On April 25, 2018, the Rays recalled Venters from the Triple–A Durham Bulls, approximately 2,027 days since his last big league appearance. The same day, Venters finally made his way back into the Majors, pitching against the Baltimore Orioles and getting Chris Davis to ground out on four pitches.

===Atlanta Braves (second stint)===
On July 26, 2018, the Rays traded Venters to the Braves in exchange for an international signing bonus slot. Venters finished the 2018 season with a 5–2 record, a 3.67 ERA, and three saves in fifty games pitched all season. At the end of the 2018 season, Venters received the National League Comeback Player of the Year Award. He agreed to a one-year contract worth $2.25 million for the 2019 season. He was released on May 18, 2019.

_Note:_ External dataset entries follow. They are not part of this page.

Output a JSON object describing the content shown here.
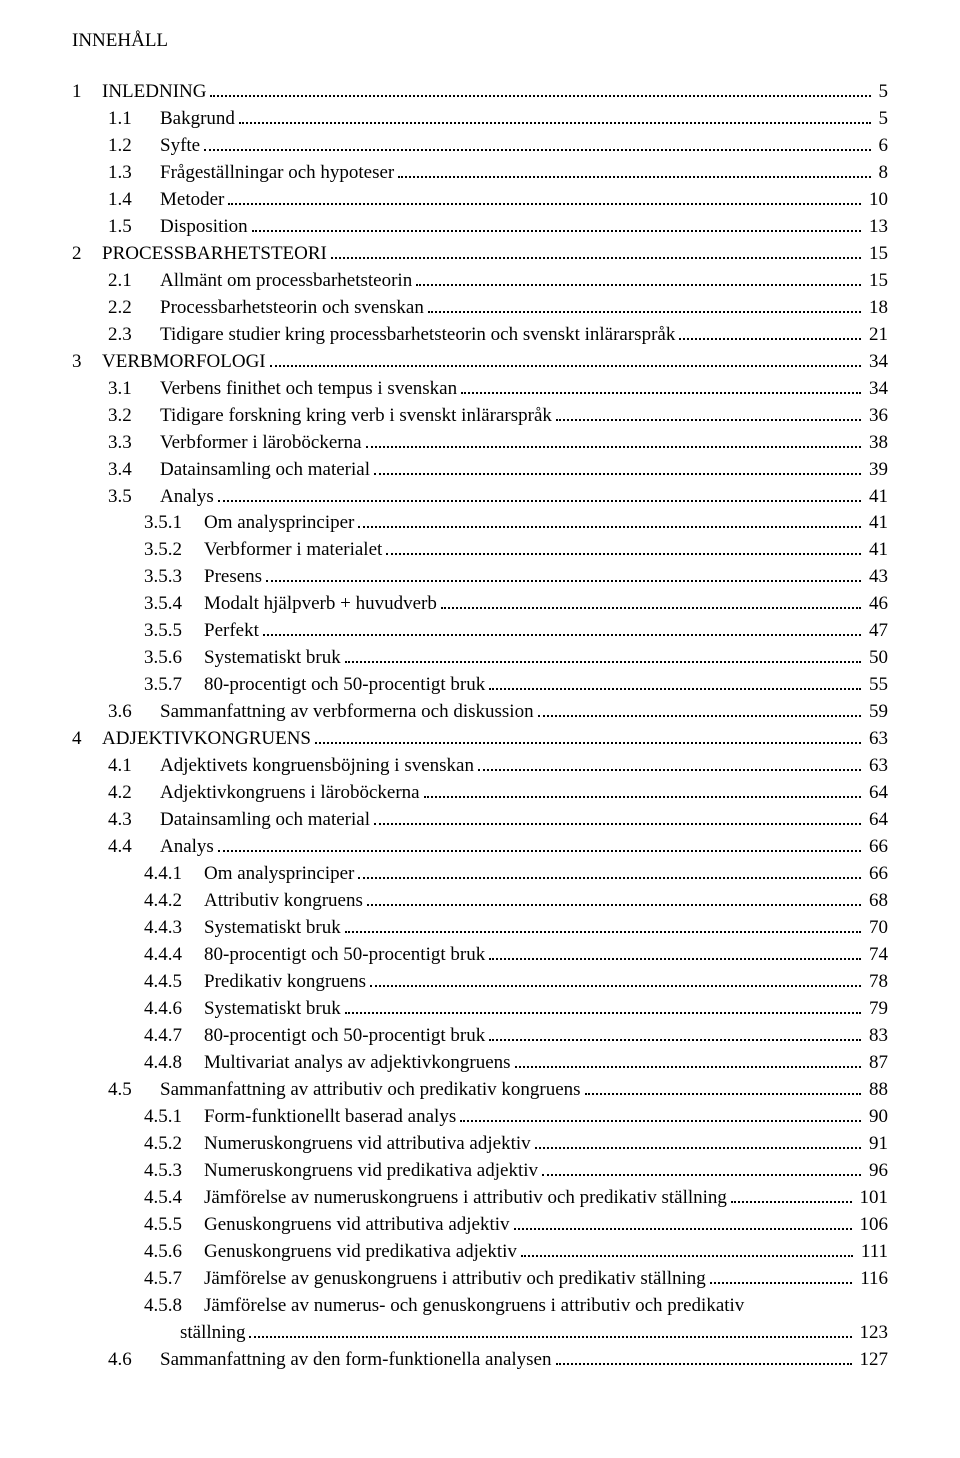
{
  "title": "INNEHÅLL",
  "entries": [
    {
      "num": "1",
      "text": "INLEDNING",
      "page": "5",
      "indent": 0
    },
    {
      "num": "1.1",
      "text": "Bakgrund",
      "page": "5",
      "indent": 1
    },
    {
      "num": "1.2",
      "text": "Syfte",
      "page": "6",
      "indent": 1
    },
    {
      "num": "1.3",
      "text": "Frågeställningar och hypoteser",
      "page": "8",
      "indent": 1
    },
    {
      "num": "1.4",
      "text": "Metoder",
      "page": "10",
      "indent": 1
    },
    {
      "num": "1.5",
      "text": "Disposition",
      "page": "13",
      "indent": 1
    },
    {
      "num": "2",
      "text": "PROCESSBARHETSTEORI",
      "page": "15",
      "indent": 0
    },
    {
      "num": "2.1",
      "text": "Allmänt om processbarhetsteorin",
      "page": "15",
      "indent": 1
    },
    {
      "num": "2.2",
      "text": "Processbarhetsteorin och svenskan",
      "page": "18",
      "indent": 1
    },
    {
      "num": "2.3",
      "text": "Tidigare studier kring processbarhetsteorin och svenskt inlärarspråk",
      "page": "21",
      "indent": 1
    },
    {
      "num": "3",
      "text": "VERBMORFOLOGI",
      "page": "34",
      "indent": 0
    },
    {
      "num": "3.1",
      "text": "Verbens finithet och tempus i svenskan",
      "page": "34",
      "indent": 1
    },
    {
      "num": "3.2",
      "text": "Tidigare forskning kring verb i svenskt inlärarspråk",
      "page": "36",
      "indent": 1
    },
    {
      "num": "3.3",
      "text": "Verbformer i läroböckerna",
      "page": "38",
      "indent": 1
    },
    {
      "num": "3.4",
      "text": "Datainsamling och material",
      "page": "39",
      "indent": 1
    },
    {
      "num": "3.5",
      "text": "Analys",
      "page": "41",
      "indent": 1
    },
    {
      "num": "3.5.1",
      "text": "Om analysprinciper",
      "page": "41",
      "indent": 2
    },
    {
      "num": "3.5.2",
      "text": "Verbformer i materialet",
      "page": "41",
      "indent": 2
    },
    {
      "num": "3.5.3",
      "text": "Presens",
      "page": "43",
      "indent": 2
    },
    {
      "num": "3.5.4",
      "text": "Modalt hjälpverb + huvudverb",
      "page": "46",
      "indent": 2
    },
    {
      "num": "3.5.5",
      "text": "Perfekt",
      "page": "47",
      "indent": 2
    },
    {
      "num": "3.5.6",
      "text": "Systematiskt bruk",
      "page": "50",
      "indent": 2
    },
    {
      "num": "3.5.7",
      "text": "80-procentigt och 50-procentigt bruk",
      "page": "55",
      "indent": 2
    },
    {
      "num": "3.6",
      "text": "Sammanfattning av verbformerna och diskussion",
      "page": "59",
      "indent": 1
    },
    {
      "num": "4",
      "text": "ADJEKTIVKONGRUENS",
      "page": "63",
      "indent": 0
    },
    {
      "num": "4.1",
      "text": "Adjektivets kongruensböjning i svenskan",
      "page": "63",
      "indent": 1
    },
    {
      "num": "4.2",
      "text": "Adjektivkongruens i läroböckerna",
      "page": "64",
      "indent": 1
    },
    {
      "num": "4.3",
      "text": "Datainsamling och material",
      "page": "64",
      "indent": 1
    },
    {
      "num": "4.4",
      "text": "Analys",
      "page": "66",
      "indent": 1
    },
    {
      "num": "4.4.1",
      "text": "Om analysprinciper",
      "page": "66",
      "indent": 2
    },
    {
      "num": "4.4.2",
      "text": "Attributiv kongruens",
      "page": "68",
      "indent": 2
    },
    {
      "num": "4.4.3",
      "text": "Systematiskt bruk",
      "page": "70",
      "indent": 2
    },
    {
      "num": "4.4.4",
      "text": "80-procentigt och 50-procentigt bruk",
      "page": "74",
      "indent": 2
    },
    {
      "num": "4.4.5",
      "text": "Predikativ kongruens",
      "page": "78",
      "indent": 2
    },
    {
      "num": "4.4.6",
      "text": "Systematiskt bruk",
      "page": "79",
      "indent": 2
    },
    {
      "num": "4.4.7",
      "text": "80-procentigt och 50-procentigt bruk",
      "page": "83",
      "indent": 2
    },
    {
      "num": "4.4.8",
      "text": "Multivariat analys av adjektivkongruens",
      "page": "87",
      "indent": 2
    },
    {
      "num": "4.5",
      "text": "Sammanfattning av attributiv och predikativ kongruens",
      "page": "88",
      "indent": 1
    },
    {
      "num": "4.5.1",
      "text": "Form-funktionellt baserad analys",
      "page": "90",
      "indent": 2
    },
    {
      "num": "4.5.2",
      "text": "Numeruskongruens vid attributiva adjektiv",
      "page": "91",
      "indent": 2
    },
    {
      "num": "4.5.3",
      "text": "Numeruskongruens vid predikativa adjektiv",
      "page": "96",
      "indent": 2
    },
    {
      "num": "4.5.4",
      "text": "Jämförelse av numeruskongruens i attributiv och predikativ ställning",
      "page": "101",
      "indent": 2
    },
    {
      "num": "4.5.5",
      "text": "Genuskongruens vid attributiva adjektiv",
      "page": "106",
      "indent": 2
    },
    {
      "num": "4.5.6",
      "text": "Genuskongruens vid predikativa adjektiv",
      "page": "111",
      "indent": 2
    },
    {
      "num": "4.5.7",
      "text": "Jämförelse av genuskongruens i attributiv och predikativ ställning",
      "page": "116",
      "indent": 2
    },
    {
      "num": "4.5.8",
      "text": "Jämförelse av numerus- och genuskongruens i attributiv och predikativ",
      "page": "",
      "indent": 2,
      "nodots": true
    },
    {
      "num": "",
      "text": "ställning",
      "page": "123",
      "indent": "2b"
    },
    {
      "num": "4.6",
      "text": "Sammanfattning av den form-funktionella analysen",
      "page": "127",
      "indent": 1
    }
  ],
  "num_width": {
    "0": "30px",
    "1": "52px",
    "2": "60px",
    "2b": "0px"
  }
}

===Washington Nationals===
On May 29, 2019, Venters signed a minor league deal with the Washington Nationals. His contract was selected on June 25, 2019, and he was called up to the major leagues. Venters made 3 appearances for the Nationals, complying with a 0–1 record and a 5.40 ERA. On August 30, 2019, Venters underwent left shoulder surgery to repair a torn capsule, therefore ending his season. Overall in 2019, combined with both teams he played for, his ERA was 12.38 with 12 relief appearances. At the time of his absence, the Nationals finished the year with a 93–69 record, clinching a wild card spot, and eventually winning the 2019 World Series over the Astros. He became a free agent following the season.

==Personal life==
Venters married Viviana, whom he began dating in high school, in 2008. The couple has three children.

==Pitching style==
Venters primarily throws a sinker, which he throws with exceptional velocity (93–96 mph). He used that sinker to achieve a near-70% ground ball rate in 2010, leading all qualified MLB pitchers. His superb knuckle curve is thrown at 85–88 mph. In 2011, it resulted in an extraordinary whiff rate of 71% (the highest for any pitch by any relief pitcher) and was put in play less than 6% of the time. He also has a four-seam fastball in the mid 90s and a changeup in the upper 80s that he began throwing somewhat frequently in 2012 against right-handed hitters.